ISLAMABAD, 9 November 2004 — US Deputy Secretary of State Richard Armitage arrived here late yesterday for talks with Pakistani leaders on Iraq, Afghanistan and terrorism, the Foreign Office said.
Armitage will meet President Pervez Musharraf, Premier Shaukat Aziz and Foreign Minister Khurshid Mahmud Kasuri as well as holding formal talks with Foreign Secretary Riaz Khokhar today, Foreign Office spokesman Masood Khan said.
The wide-ranging issues to be discussed during the talks include cooperation in defencse and war on terror.
“Pakistan would like to have stable, durable and longer-lasting relations with the United States,” the spokesman told reporters at his weekly briefing.
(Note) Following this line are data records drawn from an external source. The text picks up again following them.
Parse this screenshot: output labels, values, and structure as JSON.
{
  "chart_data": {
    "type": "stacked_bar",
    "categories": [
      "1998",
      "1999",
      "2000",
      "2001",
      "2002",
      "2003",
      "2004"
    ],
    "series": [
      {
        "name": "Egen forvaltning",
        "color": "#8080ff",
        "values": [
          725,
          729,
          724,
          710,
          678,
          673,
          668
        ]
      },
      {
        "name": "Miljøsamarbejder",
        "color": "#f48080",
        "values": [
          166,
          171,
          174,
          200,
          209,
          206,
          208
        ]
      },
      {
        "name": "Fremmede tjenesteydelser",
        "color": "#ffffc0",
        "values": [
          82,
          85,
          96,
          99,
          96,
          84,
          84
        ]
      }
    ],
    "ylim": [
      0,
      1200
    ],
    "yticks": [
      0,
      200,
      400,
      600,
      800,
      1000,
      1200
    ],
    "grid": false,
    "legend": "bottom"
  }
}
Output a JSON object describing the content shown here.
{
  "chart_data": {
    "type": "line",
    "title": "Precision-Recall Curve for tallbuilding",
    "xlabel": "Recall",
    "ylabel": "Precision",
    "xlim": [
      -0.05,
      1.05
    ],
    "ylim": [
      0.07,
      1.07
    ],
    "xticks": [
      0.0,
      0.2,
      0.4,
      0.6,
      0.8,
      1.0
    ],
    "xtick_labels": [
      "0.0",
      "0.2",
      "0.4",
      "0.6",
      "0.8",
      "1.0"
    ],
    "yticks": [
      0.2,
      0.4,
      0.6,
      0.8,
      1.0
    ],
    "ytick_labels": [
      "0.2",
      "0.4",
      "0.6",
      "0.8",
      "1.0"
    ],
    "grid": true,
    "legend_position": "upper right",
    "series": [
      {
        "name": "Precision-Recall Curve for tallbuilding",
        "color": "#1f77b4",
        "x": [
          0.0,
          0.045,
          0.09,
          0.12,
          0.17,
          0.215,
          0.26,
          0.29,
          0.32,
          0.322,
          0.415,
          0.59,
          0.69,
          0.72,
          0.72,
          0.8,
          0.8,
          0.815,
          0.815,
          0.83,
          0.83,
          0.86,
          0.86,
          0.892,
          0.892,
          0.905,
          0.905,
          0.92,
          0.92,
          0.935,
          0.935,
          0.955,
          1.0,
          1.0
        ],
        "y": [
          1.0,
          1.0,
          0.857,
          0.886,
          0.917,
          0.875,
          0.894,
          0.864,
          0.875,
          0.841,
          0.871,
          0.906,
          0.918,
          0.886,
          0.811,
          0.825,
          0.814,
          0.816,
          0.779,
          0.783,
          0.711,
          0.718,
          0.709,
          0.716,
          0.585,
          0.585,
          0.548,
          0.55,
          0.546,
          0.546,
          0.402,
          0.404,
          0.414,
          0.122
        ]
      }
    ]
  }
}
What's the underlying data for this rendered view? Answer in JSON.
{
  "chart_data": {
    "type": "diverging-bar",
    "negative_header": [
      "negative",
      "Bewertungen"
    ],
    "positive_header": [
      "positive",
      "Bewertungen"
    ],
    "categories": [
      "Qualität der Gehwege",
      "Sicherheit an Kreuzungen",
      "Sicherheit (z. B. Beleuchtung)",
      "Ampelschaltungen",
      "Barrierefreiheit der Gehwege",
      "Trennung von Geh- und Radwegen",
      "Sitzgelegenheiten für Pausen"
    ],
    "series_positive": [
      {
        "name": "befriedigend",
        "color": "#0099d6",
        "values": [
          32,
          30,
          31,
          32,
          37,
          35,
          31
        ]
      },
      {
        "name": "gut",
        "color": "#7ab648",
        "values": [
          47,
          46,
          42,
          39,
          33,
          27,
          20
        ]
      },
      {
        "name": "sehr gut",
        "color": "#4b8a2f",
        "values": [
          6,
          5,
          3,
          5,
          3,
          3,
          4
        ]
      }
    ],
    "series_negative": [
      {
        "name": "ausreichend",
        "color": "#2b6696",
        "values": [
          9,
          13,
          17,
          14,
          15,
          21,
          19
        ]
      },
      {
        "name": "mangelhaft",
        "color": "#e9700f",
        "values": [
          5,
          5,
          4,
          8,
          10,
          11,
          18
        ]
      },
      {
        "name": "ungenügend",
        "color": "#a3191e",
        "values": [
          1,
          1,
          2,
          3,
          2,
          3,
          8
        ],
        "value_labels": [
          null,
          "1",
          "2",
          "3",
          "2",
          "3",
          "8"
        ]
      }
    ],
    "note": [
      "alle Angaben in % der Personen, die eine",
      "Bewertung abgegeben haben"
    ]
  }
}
Dialogue between Pakistan and its rival India, regional and international issues and the situation in Afghanistan and Iraq will also come up for discussion, he said.
Armitage, who last visited Pakistan in July this year, is the first senior US official to come to Islamabad since the No. 2 presidential election in the United States.
Pakistan, a key US ally in the war against terror, has nabbed more than 500 Al-Qaeda suspects who sneaked across the border from Afghanistan after the hard-line Taleban regime was ousted in late 2001.
It has handed over to US custody some high-profile figures in Osama Bin Laden’s militant network such as Sept. 11 attacks co-planner Khalid Sheikh Mohammad.
Some 70,000 Pakistani troops remain in the rugged tribal region near the Afghan border hunting down Al-Qaeda and Taleban fugitives.
Khan said Armitage’s visit was planned before the US poll, but it gained “added importance” after President George W. Bush was re-elected for another four years.
“Pakistan and the United States have worked hard in the past few years to strengthen bilateral relations in all spheres, particularly in defense,” he said. “Pakistan would like to consolidate these relations.”
Pakistan would continue to cooperate with the United States in the war on terror, he added.